In Plymouth Colony the colonists’ diet was more varied. In New England, supplies of fish and shellfish were plentiful. Without hunting restrictions, deer, wild fowl, rabbits and other small animals were available to anyone who wanted to hunt them.
The Pilgrims also brought farm animals with them, including pigs, chickens, goats, and later, sheep and cows. These animals provided meat, eggs and dairy products for the colonists.
Families in Plymouth planted enough in their fields to feed themselves. Their main crop was a kind of corn they had never seen before.
The combination of available meat and shellfish, Indian corn and other field crops and garden plants made the Pilgrims’ diet a rich and varied one through most seasons of the year. Like the Wampanoag, however, the colonists experienced seasonal variations. Not all foods were available at every season of the year.

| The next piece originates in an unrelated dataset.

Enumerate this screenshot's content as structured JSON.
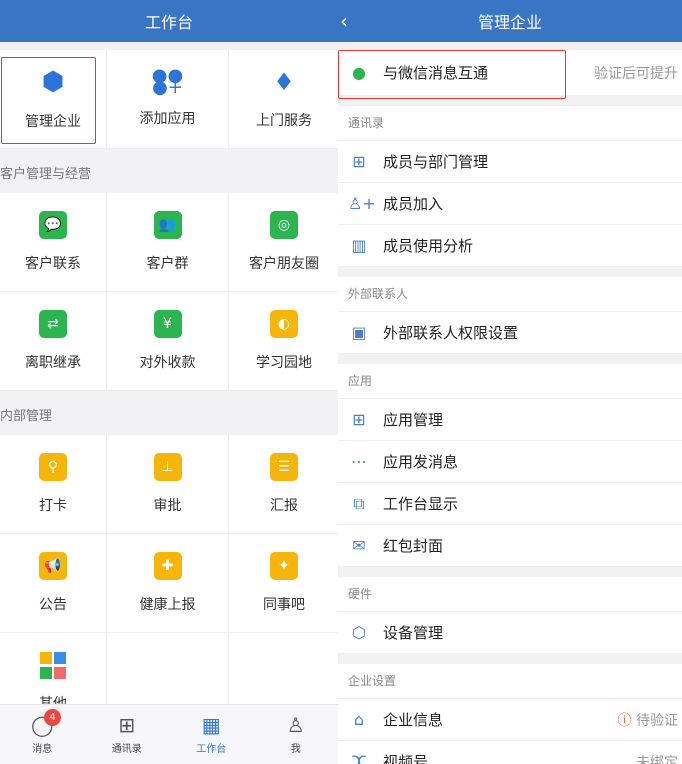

The Pilgrims tried to extend the life of their foods through preservation. Salting, the most common method of preservation, worked well for pork (meat from pigs) and fish. This method was sometimes combined with smoking for meats. Drying was also common. Vinegar pickles and sugar were also occasionally used to preserve foods.
Their lives depended on a good harvest.
Corn Used as Barter
As the years passed, the Pilgrims began to grow more food than they needed to eat. Farming was not just a way to eat, then, but also a way to get goods that they could trade for sugar, spices, oil, vinegar, clothes, shoes, baskets and gunpowder.
The colonists also traded their extra Indian corn with Native People to get furs. The furs were then sent back to England to be sold. The money they made from selling furs was used to buy many of the goods they imported from England.
Later Construction of Grist Mill
“As also how they did pound their corne in morters, as these people were forcte to doe many years before they could get a mille.” (Bradford)
After more than a decade of laboriously grinding corn by hand in wooden mortars, the colony authorized the construction of a water-powered corn grinding mill on Town Brook in 1636.
Colonist John Jenney (who came in on the Little James in 1623) was given permission to run the mill and to take a portion of the corn that was brought for grinding as a payment or “toll.” After his death in 1644 John Jenney left the mill to his wife Sarah. Sarah, and later their son Samuel, ran the mill until 1683.
Nestled alongside Town Brook, and just a short walk from the waterfront and Mayflower II, the Plimoth Grist Mill (aka the Jenney Mill) tells the story of the grist (corn grinding) mill built by the Pilgrims in Plymouth Colony. (The Mill burned down in 1837 and was rebuilt on its original site in 1970.)